In my opinion, and in conclusion at the end of the day is that it is impossible to say with any degree of certainty that the blood sample analysed by the Forensic Scientist has been established beyond reasonable doubt to be that of the accused, the essential chain in these proceedings of the custody and movement of the blood sample kit has not been proved to be unbroken. Accordingly I find the accused not guilty of this count of driving with excess alcohol in his blood.

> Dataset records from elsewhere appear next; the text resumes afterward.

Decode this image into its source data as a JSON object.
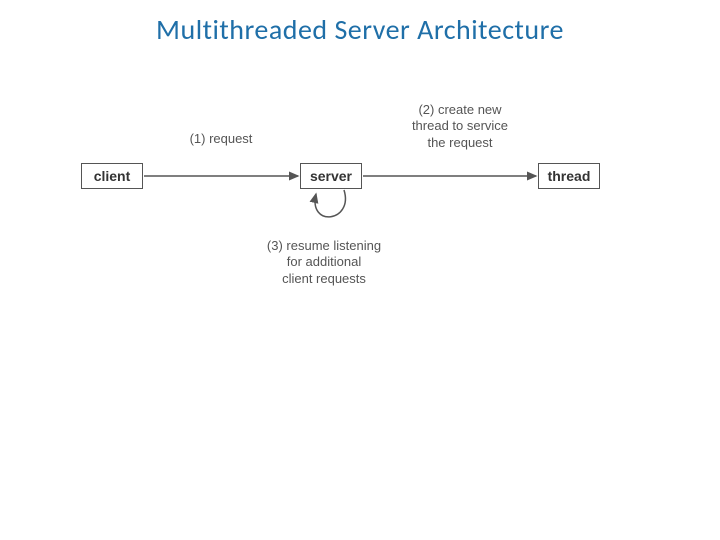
{
  "title": "Multithreaded Server Architecture",
  "nodes": {
    "client": "client",
    "server": "server",
    "thread": "thread"
  },
  "labels": {
    "request": "(1) request",
    "create_line1": "(2) create new",
    "create_line2": "thread to service",
    "create_line3": "the request",
    "resume_line1": "(3) resume listening",
    "resume_line2": "for additional",
    "resume_line3": "client requests"
  }
}
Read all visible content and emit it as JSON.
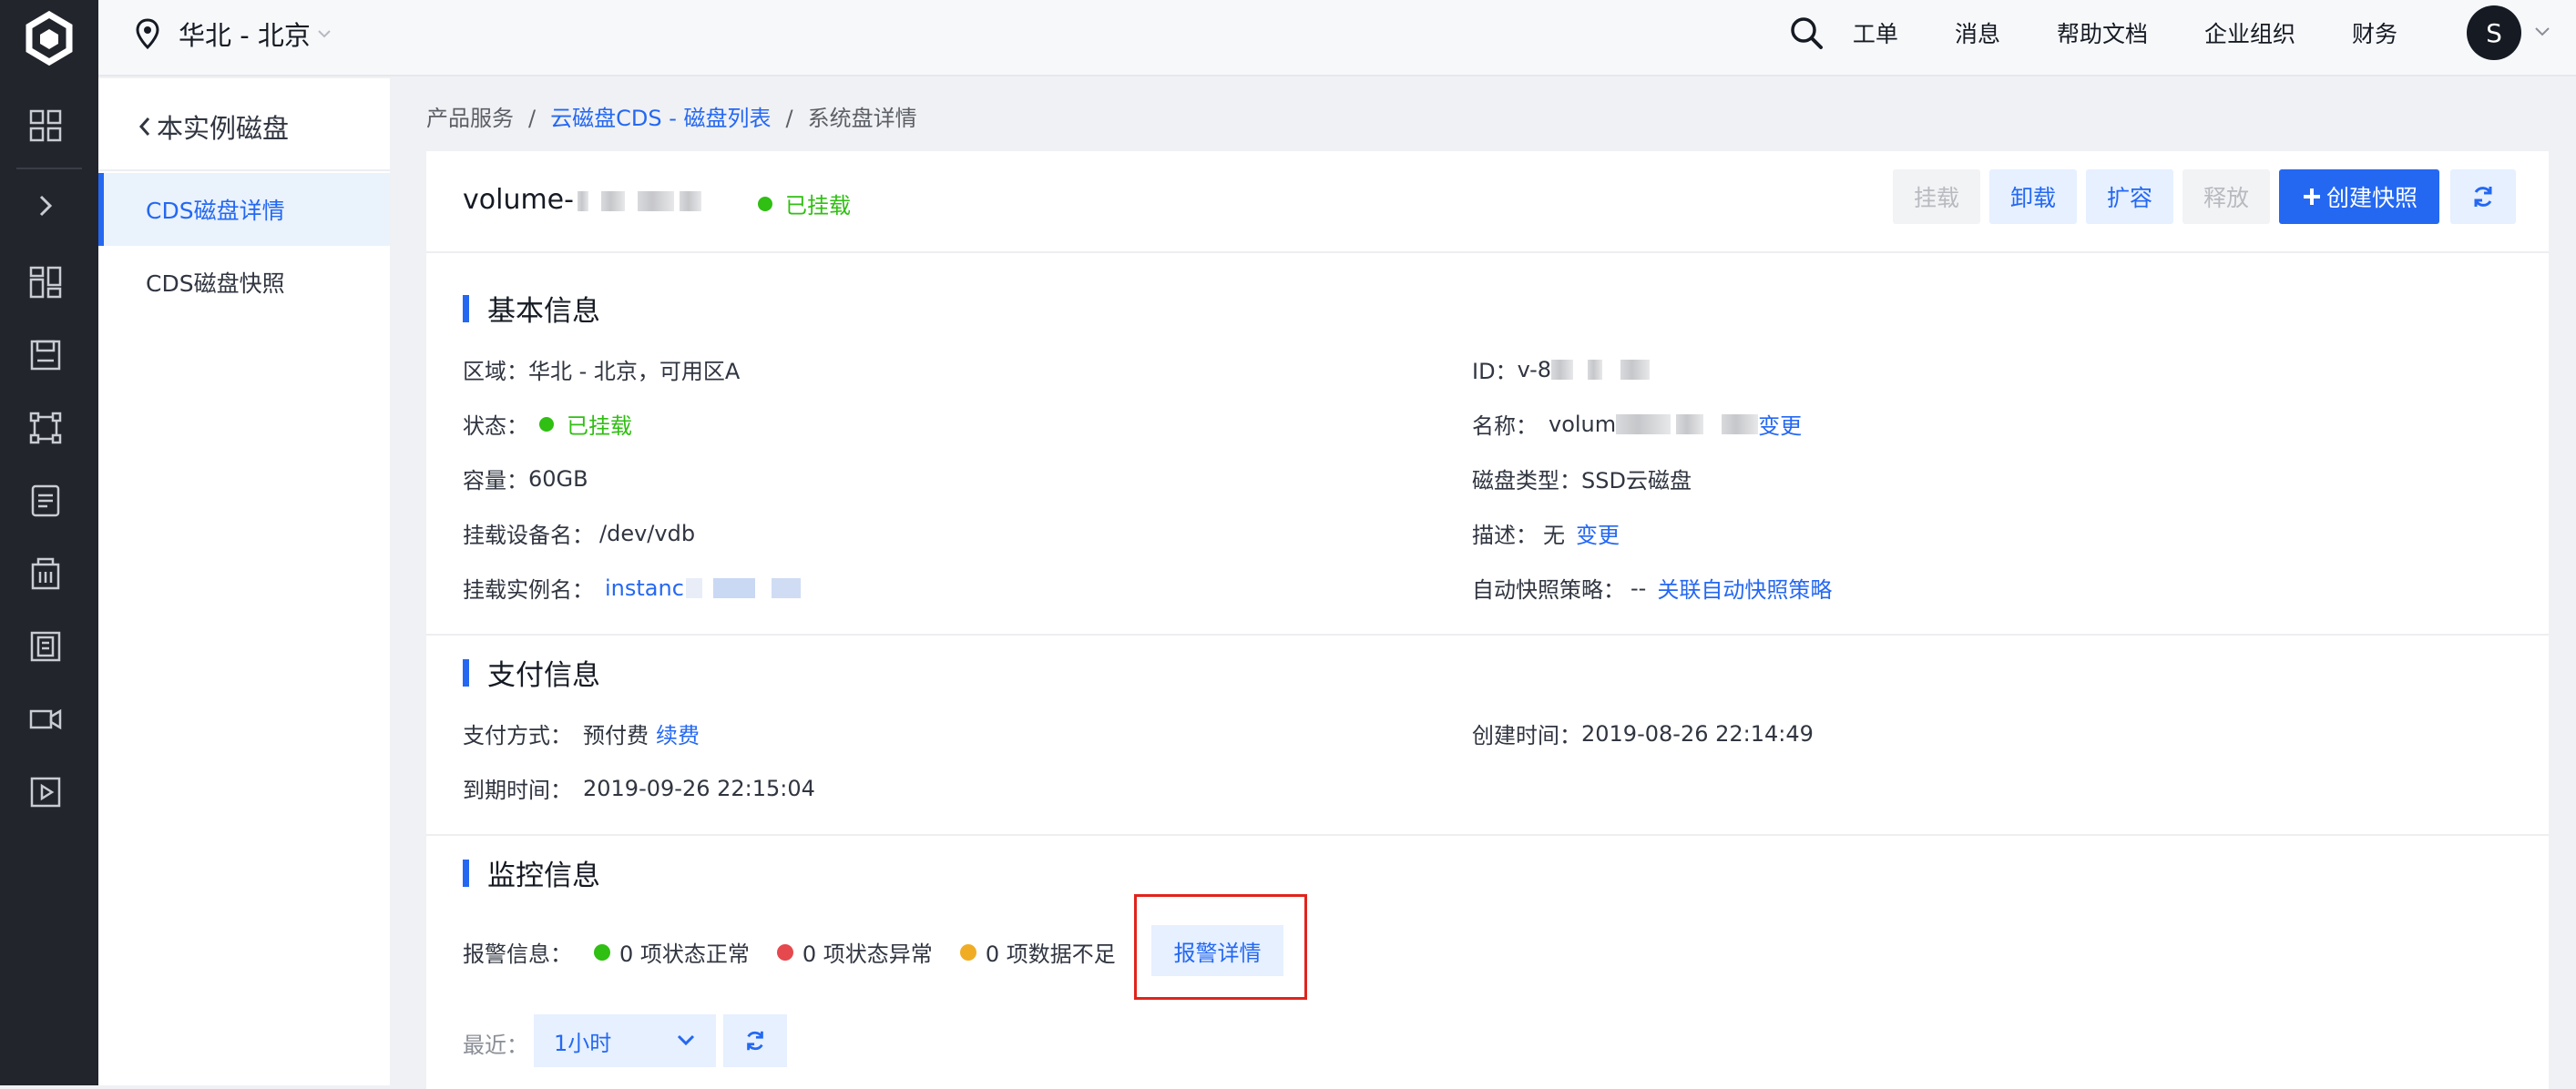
{
  "topbar": {
    "region": "华北 - 北京",
    "nav": [
      "工单",
      "消息",
      "帮助文档",
      "企业组织",
      "财务"
    ],
    "avatar_letter": "S"
  },
  "sidebar": {
    "back_label": "本实例磁盘",
    "items": [
      {
        "label": "CDS磁盘详情",
        "active": true
      },
      {
        "label": "CDS磁盘快照",
        "active": false
      }
    ]
  },
  "breadcrumb": {
    "root": "产品服务",
    "middle": "云磁盘CDS - 磁盘列表",
    "current": "系统盘详情"
  },
  "header": {
    "volume_name_prefix": "volume-",
    "status": "已挂载",
    "buttons": {
      "attach": "挂载",
      "detach": "卸载",
      "resize": "扩容",
      "release": "释放",
      "create_snapshot": "创建快照"
    }
  },
  "basic_info": {
    "title": "基本信息",
    "region_label": "区域：",
    "region_value": "华北 - 北京，可用区A",
    "status_label": "状态：",
    "status_value": "已挂载",
    "capacity_label": "容量：",
    "capacity_value": "60GB",
    "device_label": "挂载设备名：",
    "device_value": "/dev/vdb",
    "instance_label": "挂载实例名：",
    "instance_value_prefix": "instanc",
    "id_label": "ID：",
    "id_value_prefix": "v-8",
    "name_label": "名称：",
    "name_value_prefix": "volum",
    "name_change": "变更",
    "type_label": "磁盘类型：",
    "type_value": "SSD云磁盘",
    "desc_label": "描述：",
    "desc_value": "无",
    "desc_change": "变更",
    "snapshot_policy_label": "自动快照策略：",
    "snapshot_policy_value": "--",
    "snapshot_policy_link": "关联自动快照策略"
  },
  "payment_info": {
    "title": "支付信息",
    "method_label": "支付方式：",
    "method_value": "预付费",
    "renew": "续费",
    "created_label": "创建时间：",
    "created_value": "2019-08-26 22:14:49",
    "expire_label": "到期时间：",
    "expire_value": "2019-09-26 22:15:04"
  },
  "monitor_info": {
    "title": "监控信息",
    "alert_label": "报警信息：",
    "normal": "0 项状态正常",
    "abnormal": "0 项状态异常",
    "insufficient": "0 项数据不足",
    "alert_detail": "报警详情",
    "recent_label": "最近：",
    "recent_value": "1小时"
  },
  "colors": {
    "accent": "#2468f2",
    "success": "#30bf13",
    "danger": "#e5484d",
    "warning": "#f0ad24",
    "highlight_border": "#e0241b"
  },
  "icons": [
    "logo-icon",
    "grid-icon",
    "chevron-right-icon",
    "dashboard-icon",
    "save-icon",
    "network-icon",
    "list-icon",
    "building-icon",
    "frame-icon",
    "camera-icon",
    "play-icon",
    "location-pin-icon",
    "search-icon",
    "refresh-icon",
    "plus-icon",
    "chevron-down-icon",
    "chevron-left-icon"
  ]
}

I turn then finally to count 3, that is operating an unlicensed vehicle on a public road. The accused admitted this at the outset. He told the Court that he paid the licence fee and paid the penalty in terms of the law. The question of mens rea does not arise as the requirement is strict. Either you pay according to the time or you pay the licence and the penalty as the law stipulates. The fact that the accused had paid the fine and whatever penalties does not prevent the prosecution being brought subsequently. There is no irregularity on the part of the State in any way in bringing that charge. Therefore I must find you guilty of count 3. But while I find you guilty of count 3 on your admission as well as the State's evidence I will not punish you further for the commission of that offence. What I would consider doing unless I hear otherwise from the State's submission before I sentence you, I will simply give you a warning not to repeat the offence in future. As the State has nothing to say and the defence also, the accused is acquitted on counts 1 and 2 and their alternatives. He is found guilty on count 3, and warned not to repeat the offence in future.